Ultimately, thorough lab evaluation turns uncertain risk into measurable controls. As Indonesian literature emphasizes, “tinjauan perlu dilakukan … agar tidak terjadi kerusakan formasi” (study interactions so formation damage does not occur) (journal.lemigas.esdm.go.id).
Method references and case data
Predictive models and lab methods cited include Langelier and PHREEQC/PhreeqC for water chemistry screening; static jar testing at ambient and reservoir temperature; clay swelling and dispersion assays (linear swelling, shaker tests, volumetric measures); microbiology (heterotrophic counts, MPN for sulfate‑reducers, PCR); particle tests (TSS by 0.45 μm filtration and gravimetry, laser diffraction, filtration through 5–100 μm meshes); and compatibility corefloods at reservoir temperature/pressure over 10–50 PV with effluent ICP/IC and XRD/XRF. Key thresholds cited include oxygen often held below 1 ppm for critical injectors; microbial interventions when counts exceed a few hundred CFU/mL; and field rules of thumb such as TSS < 5–10 mg/L with particle size mostly < 1 μm (benchmarks vary by formation). Compatibility benchmarks commonly target ≥90–95% return permeability (≤5–10% damage), with a working goal of <20% loss; Sinopec’s criterion of ≤20% loss after 50 PV is one example (patents.google.com).
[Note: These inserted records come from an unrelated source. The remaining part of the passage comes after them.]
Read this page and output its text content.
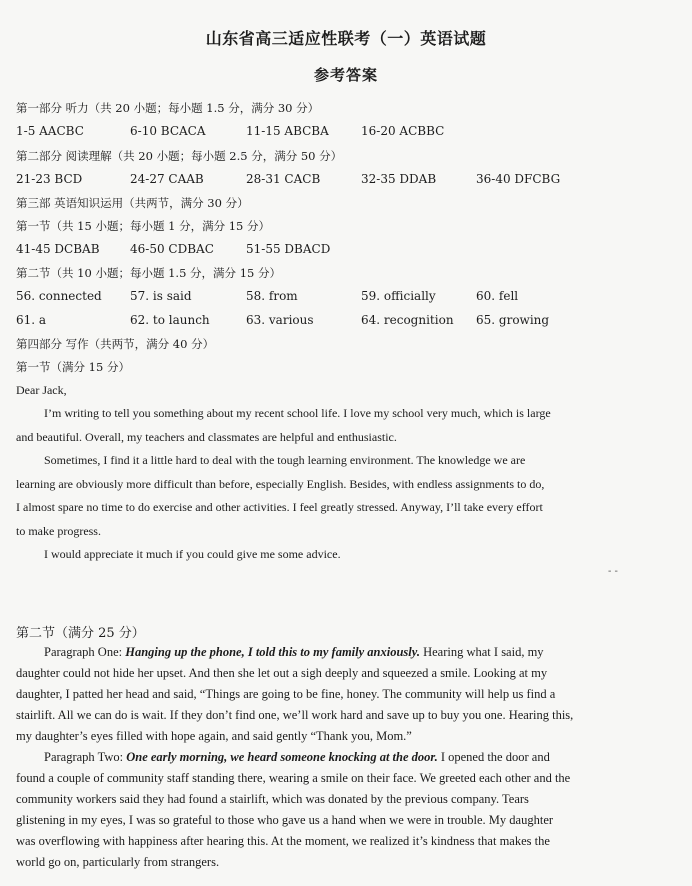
山东省高三适应性联考（一）英语试题
参考答案
第一部分 听力（共 20 小题；每小题 1.5 分，满分 30 分）
1-5 AACBC	6-10 BCACA	11-15 ABCBA	16-20 ACBBC
第二部分 阅读理解（共 20 小题；每小题 2.5 分，满分 50 分）
21-23 BCD	24-27 CAAB	28-31 CACB	32-35 DDAB	36-40 DFCBG
第三部 英语知识运用（共两节，满分 30 分）
第一节（共 15 小题；每小题 1 分，满分 15 分）
41-45 DCBAB	46-50 CDBAC	51-55 DBACD
第二节（共 10 小题；每小题 1.5 分，满分 15 分）
56. connected 57. is said	58. from	59. officially	60. fell
61. a	62. to launch	63. various	64. recognition 65. growing
第四部分 写作（共两节，满分 40 分）
第一节（满分 15 分）
Dear Jack,
I’m writing to tell you something about my recent school life. I love my school very much, which is large
and beautiful. Overall, my teachers and classmates are helpful and enthusiastic.
Sometimes, I find it a little hard to deal with the tough learning environment. The knowledge we are
learning are obviously more difficult than before, especially English. Besides, with endless assignments to do,
I almost spare no time to do exercise and other activities. I feel greatly stressed. Anyway, I’ll take every effort
to make progress.
I would appreciate it much if you could give me some advice.
- -
第二节（满分 25 分）
Paragraph One: Hanging up the phone, I told this to my family anxiously. Hearing what I said, my
daughter could not hide her upset. And then she let out a sigh deeply and squeezed a smile. Looking at my
daughter, I patted her head and said, “Things are going to be fine, honey. The community will help us find a
stairlift. All we can do is wait. If they don’t find one, we’ll work hard and save up to buy you one. Hearing this,
my daughter’s eyes filled with hope again, and said gently “Thank you, Mom.”
Paragraph Two: One early morning, we heard someone knocking at the door. I opened the door and
found a couple of community staff standing there, wearing a smile on their face. We greeted each other and the
community workers said they had found a stairlift, which was donated by the previous company. Tears
glistening in my eyes, I was so grateful to those who gave us a hand when we were in trouble. My daughter
was overflowing with happiness after hearing this. At the moment, we realized it’s kindness that makes the
world go on, particularly from strangers.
Coreflood case data include: Gong et al. (tight sandstone) showing CaCO₃‑driven scaling that reduced permeability by 50% and shrank median pore radius by ~21.6%, with “induction, damage, and stabilization” phases and a field case “making it impossible to inject water” (www.mdpi.com) (www.mdpi.com); and Usman (2015) reporting ~80% permeability loss for a 25% produced‑water/75% freshwater blend versus pure freshwater, improved to ~47% loss with 2000 ppm biocide plus 11 μm filtration, and 16% lower oil (OOIP) recovery for a 50% produced‑water flood versus 100% freshwater (www.researchgate.net) (www.researchgate.net).
References: Sugihardjo (2004) (journal.lemigas.esdm.go.id); Usman (2015) (www.researchgate.net) (www.researchgate.net); Bennion et al. (2001) (www.researchgate.net); Gong et al. (2024) (www.mdpi.com) (www.mdpi.com); Aksu et al. (2015) (www.researchgate.net); China Petrochemical Corp (2022), patent CN115544754A (patents.google.com). Sources: Peer‑reviewed industry/academic studies and standards have been used, including Chinese and Indonesian technical publications.jpñ (All citations above correspond to these sources, e.g.: Gong et al., 2024 (www.mdpi.com) (www.mdpi.com); Usman 2015 (www.researchgate.net) (www.researchgate.net); Bennion et al. 2001 (www.researchgate.net); Aksu et al. 2015 (www.researchgate.net); Sugihardjo 2004 (journal.lemigas.esdm.go.id); Sinopec patent CN115544754A 2022 (patents.google.com)).